Reputation: 309
I have a cohorted dataset (from 1 day to 365 days) that now I am representing like this in Seaborn. The blue line is the previous result, the orange is the current result and the bars are the delta in % between them:
However, I need to add the bars on the same plot that the lineplot with a secondary axis.
My expected output would be this for each plot of the Facetgrid:
A sample of the dataframe that I am using on wide format that I splited in two to separate the date from de delta and the pre y post results. I need it this way because of the cohorted data:
And this is the code I use to plot the first graph:
fig, ax1 = plt.subplots() # initializes figure and plots
ax2 = ax1.twinx() # applies twinx to ax2, which is the second y axis.
g = sns.FacetGrid(df_ads_long_st, col="m", hue="status", height=5, aspect=0.8)
g.map(sns.lineplot, "dx", "value_a", alpha=.7, ax = ax1)
g = sns.FacetGrid(df_ads_long_de, col="m", hue="status", height=5, aspect=0.8)
g.map(sns.barplot, "dx", "value_a", alpha=.7, ax = ax2)

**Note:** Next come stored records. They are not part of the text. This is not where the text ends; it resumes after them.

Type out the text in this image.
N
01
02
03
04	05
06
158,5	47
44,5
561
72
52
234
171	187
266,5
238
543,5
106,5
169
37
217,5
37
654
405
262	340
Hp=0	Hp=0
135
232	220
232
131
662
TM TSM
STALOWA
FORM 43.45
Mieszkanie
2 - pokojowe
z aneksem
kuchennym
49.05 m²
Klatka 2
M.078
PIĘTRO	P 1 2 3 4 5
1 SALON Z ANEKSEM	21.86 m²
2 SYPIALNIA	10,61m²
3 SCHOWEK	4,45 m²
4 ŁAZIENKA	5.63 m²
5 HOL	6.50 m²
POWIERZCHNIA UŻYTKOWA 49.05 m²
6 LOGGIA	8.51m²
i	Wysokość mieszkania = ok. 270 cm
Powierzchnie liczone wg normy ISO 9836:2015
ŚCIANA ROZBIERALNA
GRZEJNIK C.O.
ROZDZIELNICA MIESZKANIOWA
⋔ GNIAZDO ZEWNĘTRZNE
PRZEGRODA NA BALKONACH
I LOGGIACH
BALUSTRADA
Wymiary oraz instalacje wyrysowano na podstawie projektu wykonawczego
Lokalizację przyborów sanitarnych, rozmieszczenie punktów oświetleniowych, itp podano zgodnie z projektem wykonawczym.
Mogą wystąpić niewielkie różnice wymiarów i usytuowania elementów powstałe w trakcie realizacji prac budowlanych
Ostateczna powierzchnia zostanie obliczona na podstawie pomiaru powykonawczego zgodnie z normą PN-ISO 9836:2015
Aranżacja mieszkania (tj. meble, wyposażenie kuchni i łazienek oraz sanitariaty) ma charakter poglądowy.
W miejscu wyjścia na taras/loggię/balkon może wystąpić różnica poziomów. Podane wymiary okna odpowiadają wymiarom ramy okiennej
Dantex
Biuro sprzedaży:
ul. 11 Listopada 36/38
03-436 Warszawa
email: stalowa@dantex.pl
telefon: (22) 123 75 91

# these lines add the annotations for the plot.
ax1.set_xlabel('DX')
ax1.set_ylabel('ARPU', color='b')
ax2.set_ylabel('Delta', color='r')
plt.show(); # shows the plot.
Is there any other day to do this?
Thanks!
Upvotes: 2
Views: 1661
Reputation: 1035
I had a similar requirement. The trick is to create your own function. In this function you create a twin axis.

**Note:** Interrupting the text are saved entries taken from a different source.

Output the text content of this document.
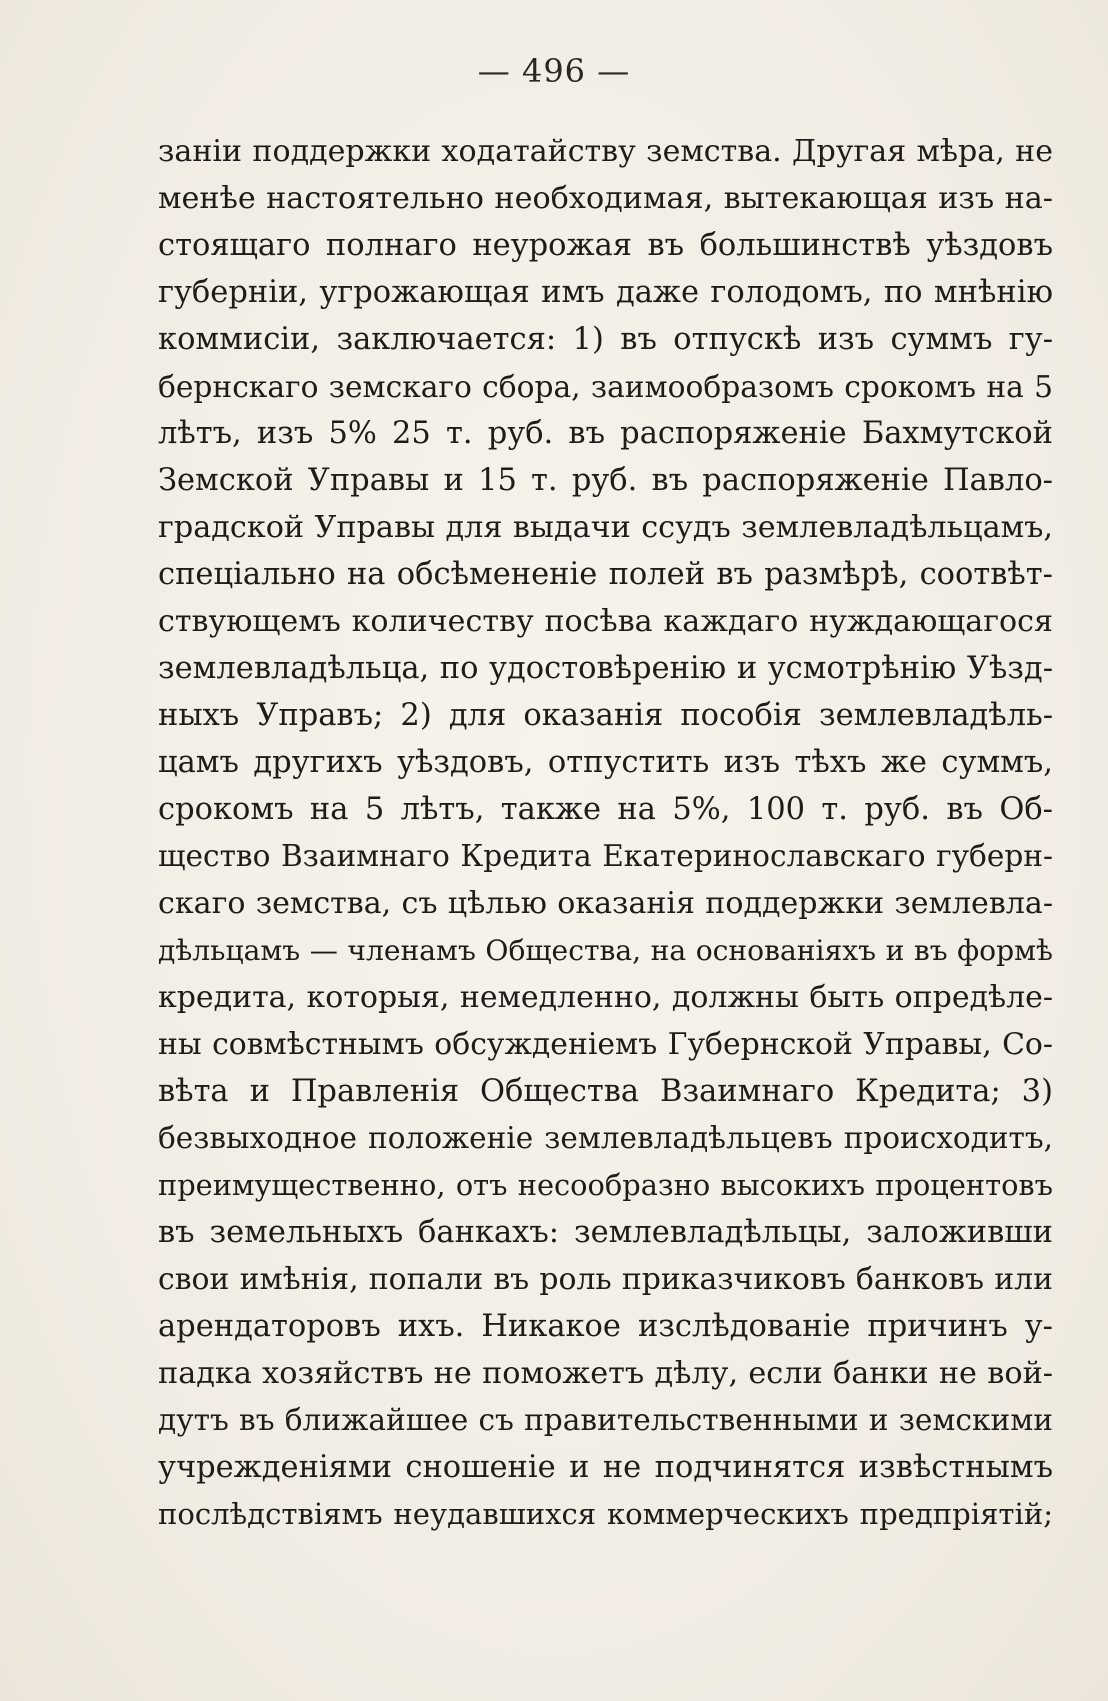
— 496 —
заніи поддержки ходатайству земства. Другая мѣра, не
менѣе настоятельно необходимая, вытекающая изъ на-
стоящаго полнаго неурожая въ большинствѣ уѣздовъ
губерніи, угрожающая имъ даже голодомъ, по мнѣнію
коммисіи, заключается: 1) въ отпускѣ изъ суммъ гу-
бернскаго земскаго сбора, заимообразомъ срокомъ на 5
лѣтъ, изъ 5% 25 т. руб. въ распоряженіе Бахмутской
Земской Управы и 15 т. руб. въ распоряженіе Павло-
градской Управы для выдачи ссудъ землевладѣльцамъ,
спеціально на обсѣмененіе полей въ размѣрѣ, соотвѣт-
ствующемъ количеству посѣва каждаго нуждающагося
землевладѣльца, по удостовѣренію и усмотрѣнію Уѣзд-
ныхъ Управъ; 2) для оказанія пособія землевладѣль-
цамъ другихъ уѣздовъ, отпустить изъ тѣхъ же суммъ,
срокомъ на 5 лѣтъ, также на 5%, 100 т. руб. въ Об-
щество Взаимнаго Кредита Екатеринославскаго губерн-
скаго земства, съ цѣлью оказанія поддержки землевла-
дѣльцамъ — членамъ Общества, на основаніяхъ и въ формѣ
кредита, которыя, немедленно, должны быть опредѣле-
ны совмѣстнымъ обсужденіемъ Губернской Управы, Со-
вѣта и Правленія Общества Взаимнаго Кредита; 3)
безвыходное положеніе землевладѣльцевъ происходитъ,
преимущественно, отъ несообразно высокихъ процентовъ
въ земельныхъ банкахъ: землевладѣльцы, заложивши
свои имѣнія, попали въ роль приказчиковъ банковъ или
арендаторовъ ихъ. Никакое изслѣдованіе причинъ у-
падка хозяйствъ не поможетъ дѣлу, если банки не вой-
дутъ въ ближайшее съ правительственными и земскими
учрежденіями сношеніе и не подчинятся извѣстнымъ
послѣдствіямъ неудавшихся коммерческихъ предпріятій;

import matplotlib.pyplot as plt
import pandas as pd
import seaborn as sns
def facetgrid_two_axes(data: pd.DataFrame, x_name: str, y1_name: str, y2_name: str, ylabel1: str, ylabel2: str):
ax1 = plt.gca()
sns.lineplot(data[x_name], data[y1_name], alpha=.7, ax=ax1)
ax1.set_ylabel(ylabel1)
ax2 = ax1.twinx()
sns.barplot(data[x_name], data[y2_name], alpha=.7, ax=ax2)
ax2.set_ylabel(ylabel2)
if __name__ == '__main__':
df_ads_long_st = pd.DataFrame(...) // Your data
g = sns.FacetGrid(df_ads_long_st, col="m", hue="status", height=5, aspect=0.8)
g.map_dataframe(facetgrid_two_axes, x_name="dx", y1_name="value_a", y2_name="value_a", alpha=.7,
ylabel1='Counts', ylabel2='Detection rates')
g.set_xlabels('x data')
plt.show()
A shortcoming I had, was that the ylabels are shown on every plot instead of only at the borders of the figure.